En el pleno de Estrasburgo de enero, saludaba desde nuestro escaño la resolución conjunta de apoyo al proceso de paz en Colombia y, en los últimos segundos de mi intervención, animaba al Estado español a implicarse en Euskal Herria en idéntico sentido. Como cabía esperar, un portavoz del PP brincaba con una tarjeta azul en mano (es lo que utilizamos si queremos formular una pregunta al orador de turno), e iniciaba su diatriba con un sonoro "qué desfachatez...". Pueden imaginar el resto. Respondí con un "Es sentido común...". Se tiene o no se tiene. Y cualquiera que se haya asomado a las relaciones internacionales y a procesos de resolución de conflictos lo sabe. Lo saben, por ejemplo, las siete diputadas y diputados europeos (cuatro de GUE/NGL, dos de Verdes/ALE y uno de ECR) que viajarán a mediados de febrero a Euskal Herria para evaluar las consecuencias de la política penitenciaria de los estados español y francés en los derechos humanos de los presos y presas políticas vascas y de sus familiares.

Una vez más, la comunidad internacional demuestra su implicación en la defensa de derechos fundamentales en Euskal Herria. Ya nos gustaría que Madrid y París demostrasen la misma altura de miras que esta delegación parlamentaria, y que aprovechasen el impulso europeo para incluir en su agenda la resolución del conflicto.

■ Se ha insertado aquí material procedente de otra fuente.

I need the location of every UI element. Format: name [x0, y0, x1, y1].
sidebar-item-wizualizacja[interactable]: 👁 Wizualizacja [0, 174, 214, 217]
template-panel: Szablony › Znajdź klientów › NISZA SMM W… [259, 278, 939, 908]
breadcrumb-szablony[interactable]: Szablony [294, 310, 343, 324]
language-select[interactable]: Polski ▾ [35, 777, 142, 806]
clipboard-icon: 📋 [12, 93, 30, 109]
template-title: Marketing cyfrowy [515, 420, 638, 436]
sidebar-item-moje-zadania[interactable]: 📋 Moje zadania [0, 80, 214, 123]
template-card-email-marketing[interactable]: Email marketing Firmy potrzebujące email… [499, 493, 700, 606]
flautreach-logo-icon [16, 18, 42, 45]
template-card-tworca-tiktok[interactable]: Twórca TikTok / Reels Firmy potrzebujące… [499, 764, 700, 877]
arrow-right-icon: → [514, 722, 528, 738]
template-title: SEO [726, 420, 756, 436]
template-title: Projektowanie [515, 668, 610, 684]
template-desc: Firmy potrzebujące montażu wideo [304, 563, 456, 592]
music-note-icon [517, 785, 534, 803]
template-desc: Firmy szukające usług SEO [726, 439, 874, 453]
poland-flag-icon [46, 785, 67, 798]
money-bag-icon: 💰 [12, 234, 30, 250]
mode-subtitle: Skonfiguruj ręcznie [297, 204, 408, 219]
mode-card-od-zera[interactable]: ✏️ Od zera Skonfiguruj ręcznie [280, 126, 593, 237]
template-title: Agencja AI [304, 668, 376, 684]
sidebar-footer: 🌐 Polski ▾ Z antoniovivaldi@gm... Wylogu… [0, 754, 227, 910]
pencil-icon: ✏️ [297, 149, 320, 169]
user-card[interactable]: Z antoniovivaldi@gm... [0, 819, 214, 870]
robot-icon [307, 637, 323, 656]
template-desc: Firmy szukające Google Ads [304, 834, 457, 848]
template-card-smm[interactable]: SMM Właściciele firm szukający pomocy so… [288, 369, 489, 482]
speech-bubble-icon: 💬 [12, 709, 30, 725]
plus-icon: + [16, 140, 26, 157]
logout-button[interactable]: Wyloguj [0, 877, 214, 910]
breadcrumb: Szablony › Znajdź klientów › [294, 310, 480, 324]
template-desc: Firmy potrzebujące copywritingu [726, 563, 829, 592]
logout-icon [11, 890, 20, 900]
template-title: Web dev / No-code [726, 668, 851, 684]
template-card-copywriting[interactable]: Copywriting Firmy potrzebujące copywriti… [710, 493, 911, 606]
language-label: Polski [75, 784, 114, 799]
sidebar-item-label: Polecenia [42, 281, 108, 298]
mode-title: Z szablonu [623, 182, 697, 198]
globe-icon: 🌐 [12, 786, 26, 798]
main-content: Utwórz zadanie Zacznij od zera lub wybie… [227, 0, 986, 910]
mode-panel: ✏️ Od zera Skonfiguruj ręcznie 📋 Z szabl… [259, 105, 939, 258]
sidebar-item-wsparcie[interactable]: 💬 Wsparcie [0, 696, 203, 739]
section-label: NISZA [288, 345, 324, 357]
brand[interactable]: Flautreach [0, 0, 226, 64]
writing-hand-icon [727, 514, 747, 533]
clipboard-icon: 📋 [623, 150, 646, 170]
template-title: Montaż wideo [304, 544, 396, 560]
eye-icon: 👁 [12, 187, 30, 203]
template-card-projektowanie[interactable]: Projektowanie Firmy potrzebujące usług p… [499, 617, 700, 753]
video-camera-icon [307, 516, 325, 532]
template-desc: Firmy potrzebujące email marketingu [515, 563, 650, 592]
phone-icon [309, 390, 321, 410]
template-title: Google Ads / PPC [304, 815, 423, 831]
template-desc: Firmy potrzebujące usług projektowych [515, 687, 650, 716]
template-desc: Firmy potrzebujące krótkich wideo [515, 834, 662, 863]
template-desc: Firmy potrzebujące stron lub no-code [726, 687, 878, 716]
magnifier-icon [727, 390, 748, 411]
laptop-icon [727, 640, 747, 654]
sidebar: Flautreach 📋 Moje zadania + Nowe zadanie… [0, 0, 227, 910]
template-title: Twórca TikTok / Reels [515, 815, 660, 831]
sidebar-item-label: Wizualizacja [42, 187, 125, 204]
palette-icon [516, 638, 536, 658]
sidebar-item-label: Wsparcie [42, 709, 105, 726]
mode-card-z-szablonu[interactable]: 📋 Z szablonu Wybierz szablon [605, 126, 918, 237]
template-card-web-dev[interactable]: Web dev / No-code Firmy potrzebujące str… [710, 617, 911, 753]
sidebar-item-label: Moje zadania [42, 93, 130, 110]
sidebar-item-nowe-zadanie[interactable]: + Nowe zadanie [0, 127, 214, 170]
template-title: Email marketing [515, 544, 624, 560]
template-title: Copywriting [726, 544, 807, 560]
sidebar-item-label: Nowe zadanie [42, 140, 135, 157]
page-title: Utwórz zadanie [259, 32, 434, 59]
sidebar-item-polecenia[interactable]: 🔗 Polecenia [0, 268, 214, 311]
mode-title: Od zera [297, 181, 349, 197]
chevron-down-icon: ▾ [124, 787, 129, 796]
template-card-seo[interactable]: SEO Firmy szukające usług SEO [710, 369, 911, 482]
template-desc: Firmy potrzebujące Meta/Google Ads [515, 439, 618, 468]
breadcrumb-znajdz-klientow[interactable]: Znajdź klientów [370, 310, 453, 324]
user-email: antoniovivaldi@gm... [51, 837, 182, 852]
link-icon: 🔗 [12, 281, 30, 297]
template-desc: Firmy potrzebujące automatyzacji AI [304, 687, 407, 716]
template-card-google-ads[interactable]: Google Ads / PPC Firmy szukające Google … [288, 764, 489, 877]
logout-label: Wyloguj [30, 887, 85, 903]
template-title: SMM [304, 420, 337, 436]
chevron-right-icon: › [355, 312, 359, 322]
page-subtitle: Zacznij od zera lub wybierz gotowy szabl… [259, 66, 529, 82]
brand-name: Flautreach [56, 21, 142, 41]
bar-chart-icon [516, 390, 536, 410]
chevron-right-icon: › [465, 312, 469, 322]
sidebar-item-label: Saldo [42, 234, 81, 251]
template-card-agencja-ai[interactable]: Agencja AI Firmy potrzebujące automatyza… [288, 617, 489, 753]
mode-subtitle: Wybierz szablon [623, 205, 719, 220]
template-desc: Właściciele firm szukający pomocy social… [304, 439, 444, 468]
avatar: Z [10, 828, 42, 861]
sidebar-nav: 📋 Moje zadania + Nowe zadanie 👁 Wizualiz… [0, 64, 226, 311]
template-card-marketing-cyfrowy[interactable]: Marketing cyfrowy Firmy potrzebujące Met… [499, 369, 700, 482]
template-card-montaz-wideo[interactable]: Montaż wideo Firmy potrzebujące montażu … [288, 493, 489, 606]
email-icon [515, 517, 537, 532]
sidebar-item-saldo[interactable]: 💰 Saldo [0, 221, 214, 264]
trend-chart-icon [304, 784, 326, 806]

Es especialmente relevante que se trate de una delegación transversal, con tres grupos parlamentarios, y es absolutamente pertinente y necesaria porque, tal y como ellas mismas anunciaron en rueda de prensa la pasada semana, se centrarán específicamente en al menos tres puntos en los que la normativa europea ha dicho ya mucho y puede decir aún más para presionar a los estados español y francés: dispersión, situación de presos gravemente enfermos y reconocimiento de sentencias entre estados miembros en procedimientos penales.

El compromiso que estas siete personas han demostrado y demuestran cada día en la defensa de los derechos humanos, dentro y fuera de la Unión Europea, es el mejor aval de esta delegación.